After four months of overloading myself, I dropped out of school and quit my job. I stayed in Pennsylvania for a little while with my boyfriend at the time while he was pipelining. My pill addiction didn’t get any better over the next few months, I then discovered meth. I tried to self-medicate my withdrawals from coming off the 30s. When me and my boyfriend got engaged, I gave the ring back after 2 weeks and left him. A few weeks later, I was with our dope dealer. He made it, so it was more convenient for me. I had become a very selfish person.

When he went to jail, I was introduced to heroin. At 19, I started slinging dope to support my habit. This lasted about two months until he got out of jail. I went back to the methamphetamine. He started to become very abusive towards me, both physically and mentally. I didn’t know how to get away from him. I thought I was stuck. The next time he got arrested I finally left him.

I started selling ice to once again support my own habit and soon started shooting up. I never thought I would touch a needle, that’s how my dad died. That needle sucked the life out of me, along with my values, morals, and respect for myself and others. I didn’t care what I had to do and was always chasing that next shot. I didn’t have much – but lost everything I had including my car, but most importantly I lost the trust with my family.

I got in another abusive relationship which was probably worse than the previous one and had given up on everything. Mom finally got the Casey Law on me and I manipulated my way out of it for as long as I could until I kept failing drug screens and they court ordered me to treatment.

I ran after staying one night and I was on the run for about 2 weeks until I was arrested. I spent 8 days in jail, then got sent to the W.A.R.M. Center in Henderson. I also stayed one night there, only to run the next day and was arrested – that same day. I spent 64 days in jail before going to my third treatment center.

Well, the third time was definitely the charm for me.

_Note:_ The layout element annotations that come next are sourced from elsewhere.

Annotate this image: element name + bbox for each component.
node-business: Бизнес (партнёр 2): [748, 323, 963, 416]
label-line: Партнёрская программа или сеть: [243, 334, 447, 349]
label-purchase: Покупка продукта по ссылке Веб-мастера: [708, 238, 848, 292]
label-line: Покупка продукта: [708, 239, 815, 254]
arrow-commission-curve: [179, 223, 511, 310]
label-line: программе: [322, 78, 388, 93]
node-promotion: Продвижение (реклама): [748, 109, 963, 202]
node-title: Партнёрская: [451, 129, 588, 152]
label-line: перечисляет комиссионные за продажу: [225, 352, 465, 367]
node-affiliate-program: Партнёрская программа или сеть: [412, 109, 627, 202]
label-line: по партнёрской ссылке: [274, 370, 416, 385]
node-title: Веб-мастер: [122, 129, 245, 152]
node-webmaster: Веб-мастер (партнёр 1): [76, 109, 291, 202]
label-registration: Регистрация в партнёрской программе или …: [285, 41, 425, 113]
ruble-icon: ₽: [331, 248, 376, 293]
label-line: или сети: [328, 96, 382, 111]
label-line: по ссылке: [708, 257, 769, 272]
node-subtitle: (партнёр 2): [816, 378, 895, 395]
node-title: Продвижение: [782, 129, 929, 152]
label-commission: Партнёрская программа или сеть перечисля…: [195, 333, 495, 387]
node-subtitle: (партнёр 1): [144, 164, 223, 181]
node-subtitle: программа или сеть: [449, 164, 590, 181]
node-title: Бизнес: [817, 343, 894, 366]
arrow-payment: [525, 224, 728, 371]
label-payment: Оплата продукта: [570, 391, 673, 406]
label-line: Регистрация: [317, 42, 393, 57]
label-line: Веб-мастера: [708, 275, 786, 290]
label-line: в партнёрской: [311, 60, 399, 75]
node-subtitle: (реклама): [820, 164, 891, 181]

I went through phase one at Beth’s Blessing in Annville through Addiction Recovery Care. Phase two at Karen’s Place, then upon completion of the program, I started an internship with the company. I don’t even know where to begin and explain everything that God has restored in my life over the past few months.

I got myself back, I have a car, I have a job, I have an amazing family within this company, but I also have my family back. I will be a Certified Peer Support Specialist in Kentucky on August 2nd when I hit my 1 year sobriety date. I am actually about to start school this week at Sullivan University for the Peer Support Academy.

I have never done anything like this before – aside from walking across the stage and getting my diploma. God has restored things in my life twenty times more than I asked him for and this isn’t even the beginning. I finally have a real smile on my face again that I’m not forcing to be there, I can’t stop it actually. I can finally laugh again and just have fun.

The last few years have been very rocky for me but it has brought me to where I am at now. And I’m content with that. I’m proud of the twenty-year old that is standing here today.

Hope is real, change is possible, your life can and will be restored. I was cooking food on a kerosene heater this time last year, and now I have money to go buy my food. I don’t have to live like that anymore and you don’t either. There is light at the end of the tunnel – just reach for it. All you have to do is reach out and ask for help.

God didn’t save me for me to sit back and enjoy it all to myself. I am just another example of the possibilities of overcoming addiction.